My Grandmother's Hands | Teen Ink

My Grandmother's Hands

May 28, 2012
By dreamer10 SILVER, Newfields, New Hampshire
dreamer10 SILVER, Newfields, New Hampshire
6 articles 0 photos 2 comments

It amazes me that all the things my grandmother knows
Fit into her two tiny hands knobby and swollen
with arthritis and speckled with freckles
numerous as the stars.

I imagine her going through life picking up
Pieces of wit and wisdom the way she does
the tiny elephant statuettes she collects
every Saturday at neighborhood garage sales.

My grams knows when it’s time to pretend.
I am four bringing her grass I’ve picked to make bread
not knowing that it really isn’t wheat,
Not caring because we make bread from scratch anyway.

My grams knows how and when and for what to take risks.
Fifty-six years ago a forged birth certificate appeared
so a seventeen-year-old girl could marry: Five decades
later all the love that remains could never be forged.

My grams knows how to untangle life’s snarls as easily
As she finger combs my long hair dividing it up
Into little sections and plaiting it with flowers.
If you don’t mind, it don’t matter she says.

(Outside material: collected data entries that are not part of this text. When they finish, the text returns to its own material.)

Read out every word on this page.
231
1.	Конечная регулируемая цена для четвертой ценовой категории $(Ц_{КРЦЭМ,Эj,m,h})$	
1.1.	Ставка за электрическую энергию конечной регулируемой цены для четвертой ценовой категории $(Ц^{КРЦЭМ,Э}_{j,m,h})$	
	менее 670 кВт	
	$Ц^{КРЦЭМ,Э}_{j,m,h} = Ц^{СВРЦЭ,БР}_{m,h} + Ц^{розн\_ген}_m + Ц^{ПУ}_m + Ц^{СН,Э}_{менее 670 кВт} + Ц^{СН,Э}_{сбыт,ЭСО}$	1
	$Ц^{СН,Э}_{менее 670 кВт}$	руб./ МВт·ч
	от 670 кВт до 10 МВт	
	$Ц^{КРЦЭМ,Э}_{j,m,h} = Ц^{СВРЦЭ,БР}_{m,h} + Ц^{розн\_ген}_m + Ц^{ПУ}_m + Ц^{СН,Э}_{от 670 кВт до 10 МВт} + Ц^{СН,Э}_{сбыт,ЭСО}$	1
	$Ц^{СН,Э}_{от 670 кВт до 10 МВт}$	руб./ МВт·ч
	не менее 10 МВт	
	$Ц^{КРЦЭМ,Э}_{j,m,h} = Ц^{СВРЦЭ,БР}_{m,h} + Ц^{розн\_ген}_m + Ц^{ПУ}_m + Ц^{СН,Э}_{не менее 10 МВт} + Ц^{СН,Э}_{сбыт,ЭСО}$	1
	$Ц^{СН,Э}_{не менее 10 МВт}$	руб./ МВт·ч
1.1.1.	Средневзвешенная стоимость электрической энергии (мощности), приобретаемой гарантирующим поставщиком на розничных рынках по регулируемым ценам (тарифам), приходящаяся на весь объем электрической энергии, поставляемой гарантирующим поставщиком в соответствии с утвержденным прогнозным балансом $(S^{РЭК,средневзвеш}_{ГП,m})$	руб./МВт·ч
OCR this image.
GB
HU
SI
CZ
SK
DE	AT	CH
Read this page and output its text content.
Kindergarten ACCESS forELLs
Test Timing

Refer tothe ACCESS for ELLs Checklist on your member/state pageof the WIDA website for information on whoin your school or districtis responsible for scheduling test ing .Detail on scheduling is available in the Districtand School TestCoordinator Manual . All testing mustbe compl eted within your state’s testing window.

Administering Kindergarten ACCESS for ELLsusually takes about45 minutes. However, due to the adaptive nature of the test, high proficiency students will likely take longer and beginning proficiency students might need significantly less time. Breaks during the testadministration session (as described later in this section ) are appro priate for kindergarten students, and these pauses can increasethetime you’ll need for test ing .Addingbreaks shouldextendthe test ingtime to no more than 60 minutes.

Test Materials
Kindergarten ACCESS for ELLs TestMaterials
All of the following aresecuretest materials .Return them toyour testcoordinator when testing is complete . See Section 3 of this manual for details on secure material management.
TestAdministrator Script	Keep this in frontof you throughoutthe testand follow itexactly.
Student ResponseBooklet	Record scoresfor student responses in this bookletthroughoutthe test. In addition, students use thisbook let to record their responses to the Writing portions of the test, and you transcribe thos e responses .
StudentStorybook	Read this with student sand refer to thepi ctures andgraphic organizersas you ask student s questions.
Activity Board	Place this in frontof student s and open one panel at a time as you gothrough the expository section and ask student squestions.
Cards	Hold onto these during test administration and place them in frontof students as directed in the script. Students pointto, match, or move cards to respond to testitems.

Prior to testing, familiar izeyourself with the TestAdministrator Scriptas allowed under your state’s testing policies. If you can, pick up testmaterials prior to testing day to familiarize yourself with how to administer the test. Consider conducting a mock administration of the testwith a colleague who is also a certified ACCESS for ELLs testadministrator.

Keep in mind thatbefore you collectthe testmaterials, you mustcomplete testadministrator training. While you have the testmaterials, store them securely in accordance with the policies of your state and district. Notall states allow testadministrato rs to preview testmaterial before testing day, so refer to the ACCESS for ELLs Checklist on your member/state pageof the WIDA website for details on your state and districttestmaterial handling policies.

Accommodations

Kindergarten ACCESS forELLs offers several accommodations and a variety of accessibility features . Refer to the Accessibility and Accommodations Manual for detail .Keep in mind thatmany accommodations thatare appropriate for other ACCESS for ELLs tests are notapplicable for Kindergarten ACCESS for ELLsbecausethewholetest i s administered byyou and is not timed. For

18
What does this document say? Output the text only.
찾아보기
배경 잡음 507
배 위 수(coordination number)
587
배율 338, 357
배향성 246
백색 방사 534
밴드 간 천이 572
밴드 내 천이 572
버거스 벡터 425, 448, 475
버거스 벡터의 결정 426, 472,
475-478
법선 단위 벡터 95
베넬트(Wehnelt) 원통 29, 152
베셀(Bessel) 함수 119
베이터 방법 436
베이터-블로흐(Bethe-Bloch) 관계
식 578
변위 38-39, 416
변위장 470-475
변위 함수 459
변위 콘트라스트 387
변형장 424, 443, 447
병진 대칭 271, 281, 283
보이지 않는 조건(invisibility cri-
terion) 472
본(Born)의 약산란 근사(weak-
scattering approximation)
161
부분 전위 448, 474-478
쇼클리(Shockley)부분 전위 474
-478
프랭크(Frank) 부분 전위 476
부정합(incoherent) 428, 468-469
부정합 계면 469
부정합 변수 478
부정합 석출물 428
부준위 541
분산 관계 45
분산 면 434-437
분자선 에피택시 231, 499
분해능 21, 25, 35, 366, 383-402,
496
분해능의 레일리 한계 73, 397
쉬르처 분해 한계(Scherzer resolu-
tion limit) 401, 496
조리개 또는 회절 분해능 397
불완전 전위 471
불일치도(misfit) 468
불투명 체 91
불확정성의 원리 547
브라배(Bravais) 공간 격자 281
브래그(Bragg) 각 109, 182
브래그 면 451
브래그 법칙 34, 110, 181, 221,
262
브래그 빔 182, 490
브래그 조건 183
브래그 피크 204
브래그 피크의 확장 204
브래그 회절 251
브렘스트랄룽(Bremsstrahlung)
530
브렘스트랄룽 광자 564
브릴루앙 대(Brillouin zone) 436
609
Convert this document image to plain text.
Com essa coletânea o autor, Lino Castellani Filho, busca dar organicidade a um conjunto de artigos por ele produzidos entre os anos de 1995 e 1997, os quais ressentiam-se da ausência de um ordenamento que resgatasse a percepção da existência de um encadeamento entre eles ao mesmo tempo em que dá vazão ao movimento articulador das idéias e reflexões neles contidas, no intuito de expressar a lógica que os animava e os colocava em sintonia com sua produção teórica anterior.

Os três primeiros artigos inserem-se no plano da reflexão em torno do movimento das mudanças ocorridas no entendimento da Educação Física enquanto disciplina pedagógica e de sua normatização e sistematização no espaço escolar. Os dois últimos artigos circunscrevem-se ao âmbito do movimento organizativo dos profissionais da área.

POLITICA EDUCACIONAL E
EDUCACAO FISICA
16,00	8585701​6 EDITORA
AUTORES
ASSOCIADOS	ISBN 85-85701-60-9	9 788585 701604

Years later and I can still find comfort
In the sunshine soaked nook that is
the back glass porch smelling of
warmed wood and hyacinths.

It is here that I feel untouchable, away
from the scrutinizing gazes of those
who poke and needle and wheedle and always
must know, know, know, everything, No

Ideas what the world will expect of me.
Even if I walked around all day with a mirror held to my face
there would be nothing reflected back but what I’d want to see
So instead I choose to look through my gram’s eyes:

Be the you God made you to be
Put no stock in people who expect
fish to fly or the wind to stop rushing by
Because those who mind don’t matter.


It’s strange to think one day this will all be gone,
There will just be a void where my grandmother’s
hands used to be, laughter used to be, heart used to be
and when that happens, where will I then be?

My grandmother takes me by the hand
and reminds me it’s all been done before.
We stand under a summer sky stretching on–
forever above us and she tells me a memory.

It is one her mother told her years before,
How we are never truly alone with the sky above.
Remembering is easy on a cloudless night,
Each shooting star a soul on its journey to heaven.

Flashing forward to that same stretch of sky
I’ll be retelling her memory to another set of wide eyes.
God only knows I won’t say it the same,
But it won’t matter because I know she won’t mind.